If you think of the complete architecture here—what’s being done with practices, information exchange, the registry—you have the ability to support individual patient care, either through the EMR or the registry. You have the ability to support reporting for everybody, outreach, panel management, quality reporting, and also one key aspect with the community health teams—if you’re a team of people supporting a collection of practices, where’s the one place where you can go to see all the information of the individuals from all the sites they may receive care at? The registry also provides a central integrated health record for care coordination and population management.

Can you tell me about what the results of this initiative have been?

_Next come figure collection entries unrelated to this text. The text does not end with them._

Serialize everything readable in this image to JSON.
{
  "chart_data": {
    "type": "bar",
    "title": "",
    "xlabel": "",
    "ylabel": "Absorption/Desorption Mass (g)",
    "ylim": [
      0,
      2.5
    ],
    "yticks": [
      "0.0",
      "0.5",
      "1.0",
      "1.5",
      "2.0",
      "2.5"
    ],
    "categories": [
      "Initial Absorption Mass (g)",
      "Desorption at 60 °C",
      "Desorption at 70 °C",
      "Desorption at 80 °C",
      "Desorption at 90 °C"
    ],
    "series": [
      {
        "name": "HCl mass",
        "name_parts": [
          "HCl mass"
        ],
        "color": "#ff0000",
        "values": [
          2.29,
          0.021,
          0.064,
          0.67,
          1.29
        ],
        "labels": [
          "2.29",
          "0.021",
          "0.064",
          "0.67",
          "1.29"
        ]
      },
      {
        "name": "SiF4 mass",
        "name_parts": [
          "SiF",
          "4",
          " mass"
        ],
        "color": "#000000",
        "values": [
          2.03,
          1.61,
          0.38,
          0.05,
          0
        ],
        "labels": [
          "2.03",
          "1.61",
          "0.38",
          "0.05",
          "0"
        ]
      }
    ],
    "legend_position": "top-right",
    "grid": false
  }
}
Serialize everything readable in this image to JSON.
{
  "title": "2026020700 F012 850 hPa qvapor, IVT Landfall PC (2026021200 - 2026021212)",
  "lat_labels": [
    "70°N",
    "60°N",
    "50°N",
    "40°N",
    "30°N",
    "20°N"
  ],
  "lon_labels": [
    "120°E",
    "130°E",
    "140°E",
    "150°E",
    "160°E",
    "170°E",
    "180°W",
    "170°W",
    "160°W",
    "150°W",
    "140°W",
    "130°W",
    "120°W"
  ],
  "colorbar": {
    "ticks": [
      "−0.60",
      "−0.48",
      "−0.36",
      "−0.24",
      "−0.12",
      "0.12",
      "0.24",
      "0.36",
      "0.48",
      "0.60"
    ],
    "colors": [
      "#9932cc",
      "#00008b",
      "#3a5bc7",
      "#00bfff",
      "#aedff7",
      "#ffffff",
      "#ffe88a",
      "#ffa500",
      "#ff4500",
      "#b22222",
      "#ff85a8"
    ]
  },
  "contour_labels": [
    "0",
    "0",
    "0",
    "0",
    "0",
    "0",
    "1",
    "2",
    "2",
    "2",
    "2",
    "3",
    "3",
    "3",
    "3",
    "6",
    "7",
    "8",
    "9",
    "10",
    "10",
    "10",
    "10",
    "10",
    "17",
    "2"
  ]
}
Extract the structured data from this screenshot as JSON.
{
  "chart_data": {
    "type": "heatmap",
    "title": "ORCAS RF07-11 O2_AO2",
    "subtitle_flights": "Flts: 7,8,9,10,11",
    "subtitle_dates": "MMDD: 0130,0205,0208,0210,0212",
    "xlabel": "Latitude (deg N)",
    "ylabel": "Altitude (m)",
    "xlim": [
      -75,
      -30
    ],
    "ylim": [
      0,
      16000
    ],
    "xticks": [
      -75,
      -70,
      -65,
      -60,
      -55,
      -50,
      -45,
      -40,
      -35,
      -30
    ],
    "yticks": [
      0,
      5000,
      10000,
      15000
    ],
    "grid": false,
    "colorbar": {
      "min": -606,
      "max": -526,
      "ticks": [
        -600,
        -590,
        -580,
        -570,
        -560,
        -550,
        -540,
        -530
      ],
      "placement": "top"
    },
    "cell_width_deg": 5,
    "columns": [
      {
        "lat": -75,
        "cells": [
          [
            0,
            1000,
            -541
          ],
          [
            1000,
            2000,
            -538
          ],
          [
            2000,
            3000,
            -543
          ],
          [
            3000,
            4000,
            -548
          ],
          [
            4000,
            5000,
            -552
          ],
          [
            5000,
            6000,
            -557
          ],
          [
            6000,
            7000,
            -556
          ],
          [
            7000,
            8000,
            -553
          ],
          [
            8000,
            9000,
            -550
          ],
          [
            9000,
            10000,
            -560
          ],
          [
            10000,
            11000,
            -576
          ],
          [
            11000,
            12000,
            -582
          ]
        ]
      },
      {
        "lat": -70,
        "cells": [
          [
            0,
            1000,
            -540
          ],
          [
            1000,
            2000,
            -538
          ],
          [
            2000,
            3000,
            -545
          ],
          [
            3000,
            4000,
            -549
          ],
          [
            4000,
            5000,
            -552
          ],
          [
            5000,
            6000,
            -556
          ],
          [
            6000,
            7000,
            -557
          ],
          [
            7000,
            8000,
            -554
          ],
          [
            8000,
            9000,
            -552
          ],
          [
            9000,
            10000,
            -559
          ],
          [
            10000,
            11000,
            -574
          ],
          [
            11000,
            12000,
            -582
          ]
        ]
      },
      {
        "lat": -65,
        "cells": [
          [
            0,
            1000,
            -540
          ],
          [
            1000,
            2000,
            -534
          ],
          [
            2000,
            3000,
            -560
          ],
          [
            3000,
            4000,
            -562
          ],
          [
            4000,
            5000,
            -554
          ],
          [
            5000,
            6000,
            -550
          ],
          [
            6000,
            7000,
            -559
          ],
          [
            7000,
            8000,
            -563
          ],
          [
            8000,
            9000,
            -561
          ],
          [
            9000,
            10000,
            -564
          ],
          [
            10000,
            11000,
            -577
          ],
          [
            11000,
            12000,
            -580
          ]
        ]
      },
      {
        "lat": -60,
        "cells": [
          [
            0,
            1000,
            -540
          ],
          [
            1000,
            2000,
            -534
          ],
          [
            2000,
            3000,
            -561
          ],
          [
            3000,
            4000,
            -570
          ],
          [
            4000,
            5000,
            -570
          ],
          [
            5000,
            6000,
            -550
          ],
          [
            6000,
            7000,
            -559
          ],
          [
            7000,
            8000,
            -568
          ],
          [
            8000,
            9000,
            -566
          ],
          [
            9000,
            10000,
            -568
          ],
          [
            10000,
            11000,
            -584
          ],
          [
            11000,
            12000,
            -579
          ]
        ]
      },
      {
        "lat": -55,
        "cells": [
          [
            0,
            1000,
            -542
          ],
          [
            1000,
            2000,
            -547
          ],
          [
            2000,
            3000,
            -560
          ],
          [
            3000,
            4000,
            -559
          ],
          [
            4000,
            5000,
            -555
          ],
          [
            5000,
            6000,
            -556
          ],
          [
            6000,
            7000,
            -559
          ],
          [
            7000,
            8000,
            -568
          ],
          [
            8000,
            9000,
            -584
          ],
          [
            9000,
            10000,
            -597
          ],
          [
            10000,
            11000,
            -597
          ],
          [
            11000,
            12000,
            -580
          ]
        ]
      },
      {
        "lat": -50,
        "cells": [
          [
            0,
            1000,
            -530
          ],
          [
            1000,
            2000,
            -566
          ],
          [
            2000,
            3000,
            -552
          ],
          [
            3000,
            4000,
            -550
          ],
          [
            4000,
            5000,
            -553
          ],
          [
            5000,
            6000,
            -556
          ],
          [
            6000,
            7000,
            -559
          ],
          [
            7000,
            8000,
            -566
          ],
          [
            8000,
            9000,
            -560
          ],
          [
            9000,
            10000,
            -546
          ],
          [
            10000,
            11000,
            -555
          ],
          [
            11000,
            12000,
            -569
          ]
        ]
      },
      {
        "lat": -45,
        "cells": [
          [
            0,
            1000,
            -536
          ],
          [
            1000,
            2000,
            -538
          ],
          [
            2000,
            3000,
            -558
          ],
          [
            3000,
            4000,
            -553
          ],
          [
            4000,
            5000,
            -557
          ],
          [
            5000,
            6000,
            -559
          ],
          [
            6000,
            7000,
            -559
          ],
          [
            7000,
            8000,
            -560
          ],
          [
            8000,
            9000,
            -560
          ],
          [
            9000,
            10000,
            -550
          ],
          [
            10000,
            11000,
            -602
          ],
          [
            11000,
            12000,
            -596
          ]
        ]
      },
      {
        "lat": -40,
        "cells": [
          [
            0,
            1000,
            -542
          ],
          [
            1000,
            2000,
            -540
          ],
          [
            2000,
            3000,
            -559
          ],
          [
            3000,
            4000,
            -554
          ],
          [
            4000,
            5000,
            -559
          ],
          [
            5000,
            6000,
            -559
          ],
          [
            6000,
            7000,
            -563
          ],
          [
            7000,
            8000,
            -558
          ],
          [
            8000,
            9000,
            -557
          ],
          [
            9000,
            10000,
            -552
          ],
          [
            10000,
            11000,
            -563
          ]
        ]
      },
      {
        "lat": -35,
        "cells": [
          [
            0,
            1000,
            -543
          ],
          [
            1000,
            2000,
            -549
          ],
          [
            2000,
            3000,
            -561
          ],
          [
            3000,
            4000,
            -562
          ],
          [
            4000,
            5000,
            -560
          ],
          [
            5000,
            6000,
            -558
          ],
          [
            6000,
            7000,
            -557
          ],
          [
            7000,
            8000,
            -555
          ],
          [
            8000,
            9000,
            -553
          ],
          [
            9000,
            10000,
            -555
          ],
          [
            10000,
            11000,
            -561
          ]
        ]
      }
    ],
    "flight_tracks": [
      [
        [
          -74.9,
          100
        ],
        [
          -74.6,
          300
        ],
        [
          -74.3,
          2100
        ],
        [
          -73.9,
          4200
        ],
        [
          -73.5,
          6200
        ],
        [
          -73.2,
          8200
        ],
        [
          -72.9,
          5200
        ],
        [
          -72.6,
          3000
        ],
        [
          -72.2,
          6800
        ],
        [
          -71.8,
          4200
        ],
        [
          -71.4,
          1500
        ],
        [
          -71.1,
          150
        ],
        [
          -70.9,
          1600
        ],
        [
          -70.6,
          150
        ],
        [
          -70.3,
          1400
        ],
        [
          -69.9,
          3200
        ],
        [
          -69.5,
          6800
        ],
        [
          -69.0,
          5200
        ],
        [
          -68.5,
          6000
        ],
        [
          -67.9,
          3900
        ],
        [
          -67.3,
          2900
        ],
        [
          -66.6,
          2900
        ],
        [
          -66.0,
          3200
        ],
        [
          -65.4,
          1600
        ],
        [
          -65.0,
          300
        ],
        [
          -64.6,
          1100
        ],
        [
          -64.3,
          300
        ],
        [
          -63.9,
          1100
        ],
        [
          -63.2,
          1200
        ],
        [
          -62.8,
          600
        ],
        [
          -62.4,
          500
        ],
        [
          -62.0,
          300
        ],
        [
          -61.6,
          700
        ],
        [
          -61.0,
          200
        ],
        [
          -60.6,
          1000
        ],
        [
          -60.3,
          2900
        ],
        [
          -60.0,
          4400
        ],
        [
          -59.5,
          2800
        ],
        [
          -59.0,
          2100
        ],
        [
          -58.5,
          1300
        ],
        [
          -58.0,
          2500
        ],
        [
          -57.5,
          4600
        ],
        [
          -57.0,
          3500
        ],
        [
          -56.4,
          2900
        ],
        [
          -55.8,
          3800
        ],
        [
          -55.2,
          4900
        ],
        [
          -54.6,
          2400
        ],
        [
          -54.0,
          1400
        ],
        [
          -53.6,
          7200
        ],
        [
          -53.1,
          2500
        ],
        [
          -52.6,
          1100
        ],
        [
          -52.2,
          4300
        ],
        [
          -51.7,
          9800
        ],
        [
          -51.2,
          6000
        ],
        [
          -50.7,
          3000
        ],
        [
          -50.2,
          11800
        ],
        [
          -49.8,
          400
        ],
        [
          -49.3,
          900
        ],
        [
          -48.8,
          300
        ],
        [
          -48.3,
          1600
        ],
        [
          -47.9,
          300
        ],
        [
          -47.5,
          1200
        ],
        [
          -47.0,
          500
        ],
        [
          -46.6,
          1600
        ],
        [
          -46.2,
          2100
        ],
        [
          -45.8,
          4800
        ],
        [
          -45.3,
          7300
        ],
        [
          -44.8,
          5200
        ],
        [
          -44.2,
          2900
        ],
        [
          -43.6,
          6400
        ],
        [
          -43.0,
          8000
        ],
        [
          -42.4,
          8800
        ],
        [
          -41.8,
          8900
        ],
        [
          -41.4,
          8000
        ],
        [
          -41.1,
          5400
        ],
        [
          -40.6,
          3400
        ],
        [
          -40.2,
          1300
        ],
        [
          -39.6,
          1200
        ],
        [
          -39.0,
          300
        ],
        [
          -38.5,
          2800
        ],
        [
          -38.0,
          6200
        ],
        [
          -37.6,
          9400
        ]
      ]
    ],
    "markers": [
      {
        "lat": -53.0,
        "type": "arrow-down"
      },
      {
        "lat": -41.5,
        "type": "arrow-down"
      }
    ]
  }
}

We have quite a bit of early results coming out of our pilot communities, which drove the state legislator and the state governor to expand the program statewide. In the first community, the St. Johnsbury area, they’ve seen a reduction in hospital inpatient admissions and emergency department visits for the general population of patients. The same has been seen in Burlington, and we’ll see the early results from central Vermont this year. In addition, Medicaid has seen in its own data in the first two pilot communities the same trends, reductions in both the hospitalizations and emergency room visits.

On the clinical side, we’ve seen a real improvement in self management support, working with patients to track self management goals, referring to self management programs, support from the community health teams in terms of achieving good coordination of care. We’ve seen a real strong upsurge and focus on self management.

What is the sustainability plan for Blueprint?

Way back when it was a chronic care initiative it was funded by the state. It came through legislation in 2007 that called for comprehensive delivery system reform, called Act 71. And the following year they passed legislation requiring insurers to participate in payment reforms, and so that’s why in 2008 we were able to gear up the first pilot communities. And from 2008 till now, with these pilots it has switched from a chronic care initiative to being an agent of change for full delivery system reform. We’re building a foundation across the state with the advanced primary care practices and community health teams, to ensure payment reform, which is the key to sustainability. The support for medical homes and community health teams is through the insurance payment reform. All our insurers in Vermont, commercial, Medicare—and Medicaid is about to join us—have undertaken payment reforms to support the medical homes and the community health teams. That’s the first time that has ever been done. Those are sustainable payment reforms, and achievable based on good clinical and financial outcomes.

What challenges have you and your organization faced?

There are challenges at different levels. [Number one is] at the practice level when you’re engaging primary care providers to change operations and improve the way health services are delivered and coordinated. Number two, when you’re instituting community health teams, you have to get all the independent practices and providers, clinical and non medical services, to work together to plan and implement this. Number three would be engaging the insurers in these payment reforms. This is a whole new way of paying for healthcare; we’re not just paying for volume any more. Getting the insurers on board was really mixed. The ones in Vermont were very interested, but the national insurers were not; so that is why the guiding legislation was required. The IT build-out has challenges itself. Being able to work within each practice, map the EMR set up against guideline-based data elements, engage the vendors to build the interfaces, and make modifications is a tremendous challenge.

The key was to making something financially sustainable so they could get the strong buy-in of providers, clinicians, hospitals. Probably the most important aspect to overcoming challenges, is there’s such strong state-level leadership in both the legislature and the governor in guiding the health delivery system reform.